Research

Science of Connection: Researcher to discuss GIS and connected communities

Credit: Penn StateCreative Commons

UNIVERSITY PARK, Pa. — Interpersonal relationships are an important part of personal and public health, which makes understanding how to cultivate these connections important to improving health.

Clio Andris, assistant professor of geography and Penn State Institute for CyberScience (ICS) associate, will discuss how geographic information systems (GIS) are helping to investigate ways of building communities that foster relationships and social life at the CyberScience Seminar. The session, which is free to the public, will be held from 1:30 to 3 p.m. on Feb. 14 at the HUB-Robeson Center.

“One of the challenges researchers face in building relationships is actually finding better ways to determine where strong relationships exist and how accessible social ties are,” said Andris. “GIS researchers are developing improved models and investigating new data sources to help solve that challenge.”

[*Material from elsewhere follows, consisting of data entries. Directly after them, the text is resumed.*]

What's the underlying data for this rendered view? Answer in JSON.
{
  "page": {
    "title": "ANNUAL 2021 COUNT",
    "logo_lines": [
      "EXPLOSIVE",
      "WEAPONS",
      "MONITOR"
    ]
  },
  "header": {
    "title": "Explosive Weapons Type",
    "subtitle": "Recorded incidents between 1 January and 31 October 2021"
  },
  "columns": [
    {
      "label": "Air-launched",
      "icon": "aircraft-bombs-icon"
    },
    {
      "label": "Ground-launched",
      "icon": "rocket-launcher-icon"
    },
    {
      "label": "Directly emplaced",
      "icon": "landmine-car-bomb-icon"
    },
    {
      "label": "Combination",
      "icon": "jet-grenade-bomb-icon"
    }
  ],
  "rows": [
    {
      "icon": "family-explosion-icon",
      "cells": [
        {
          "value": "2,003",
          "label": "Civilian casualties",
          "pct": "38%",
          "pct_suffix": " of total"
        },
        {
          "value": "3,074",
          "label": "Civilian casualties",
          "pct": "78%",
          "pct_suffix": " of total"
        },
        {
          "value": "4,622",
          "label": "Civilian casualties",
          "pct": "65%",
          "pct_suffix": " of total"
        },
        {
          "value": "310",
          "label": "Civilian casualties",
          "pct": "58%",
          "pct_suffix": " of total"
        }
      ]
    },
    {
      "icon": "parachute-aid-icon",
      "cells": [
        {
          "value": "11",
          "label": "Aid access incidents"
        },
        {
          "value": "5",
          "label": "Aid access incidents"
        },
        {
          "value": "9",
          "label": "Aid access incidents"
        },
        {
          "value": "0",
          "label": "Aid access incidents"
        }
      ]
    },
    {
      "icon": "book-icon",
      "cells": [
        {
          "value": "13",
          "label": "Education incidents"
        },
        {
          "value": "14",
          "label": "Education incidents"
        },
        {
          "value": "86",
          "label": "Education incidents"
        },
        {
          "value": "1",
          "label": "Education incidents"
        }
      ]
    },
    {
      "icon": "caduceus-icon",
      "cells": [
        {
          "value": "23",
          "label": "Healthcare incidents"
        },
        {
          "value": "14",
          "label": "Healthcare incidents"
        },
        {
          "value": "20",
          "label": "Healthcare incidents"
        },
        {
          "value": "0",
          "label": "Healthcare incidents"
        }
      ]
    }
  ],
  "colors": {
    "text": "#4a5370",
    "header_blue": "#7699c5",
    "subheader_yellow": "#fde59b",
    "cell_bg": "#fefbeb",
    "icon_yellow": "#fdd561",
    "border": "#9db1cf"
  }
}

She added that studying the dynamics of these relationships are complicated because of all the different ways people maintain relationships, such as everyday interactions, long-distance travel and digital communications. There are also ethical and privacy issues that further complicate this research.

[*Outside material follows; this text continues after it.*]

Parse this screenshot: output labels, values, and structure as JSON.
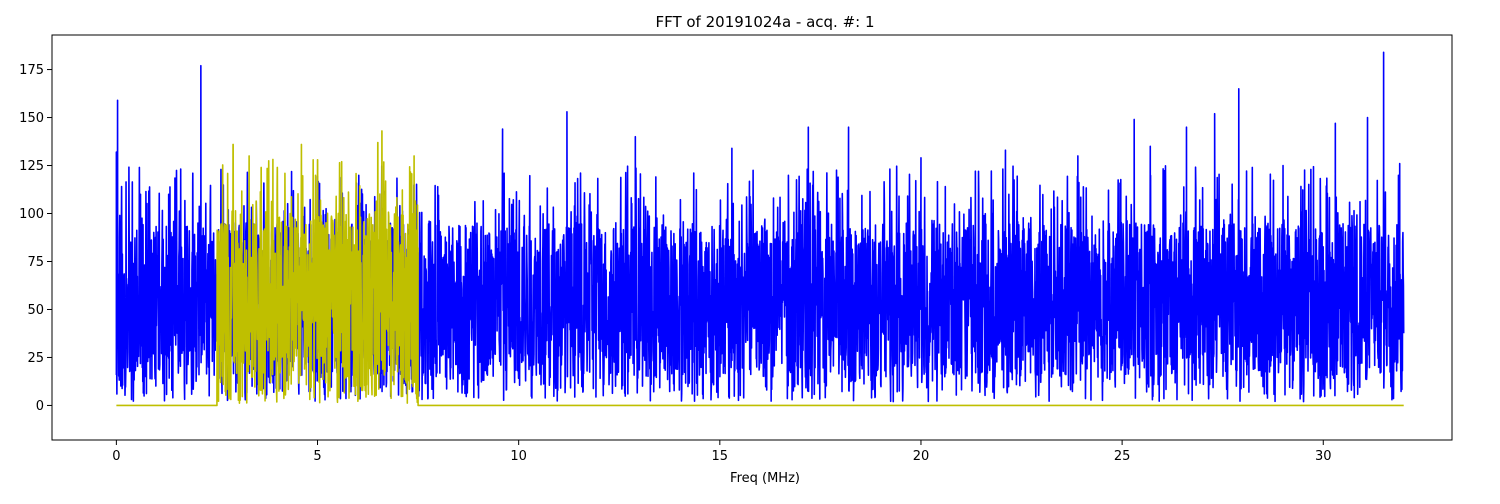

In her talk, Andris will review five geometric models representing vectors of relationships between individuals, and edge weights that signify reported relationship strength, frequency of contact, frequency of co-location, etc.; ego-based and extensibility configurations and metrics; points of interest and their suitability for fostering relationships; administrative units, which contain variables from censuses and social capital surveys; and aggregate flows and networks sourced from social media, telecommunications patterns, and movement.

Andris will also introduce some of the new uses of data to understand communities and how travel demand, urban integration, environmental and social sustainability and the role of institutions can affect the creation of connected places.

“Hopefully, we can give spatial modelers a better idea of all the new data sources that are available and show them ways that they can be integrated into existing models in order to provide a better representation of human behavior and urban dynamics,” said Andris.

The CyberScience Seminars are a series of sessions held during each Spring and Fall semesters to show how researchers at Penn State are using data science to help explore our world and solves some of the biggest social challenges.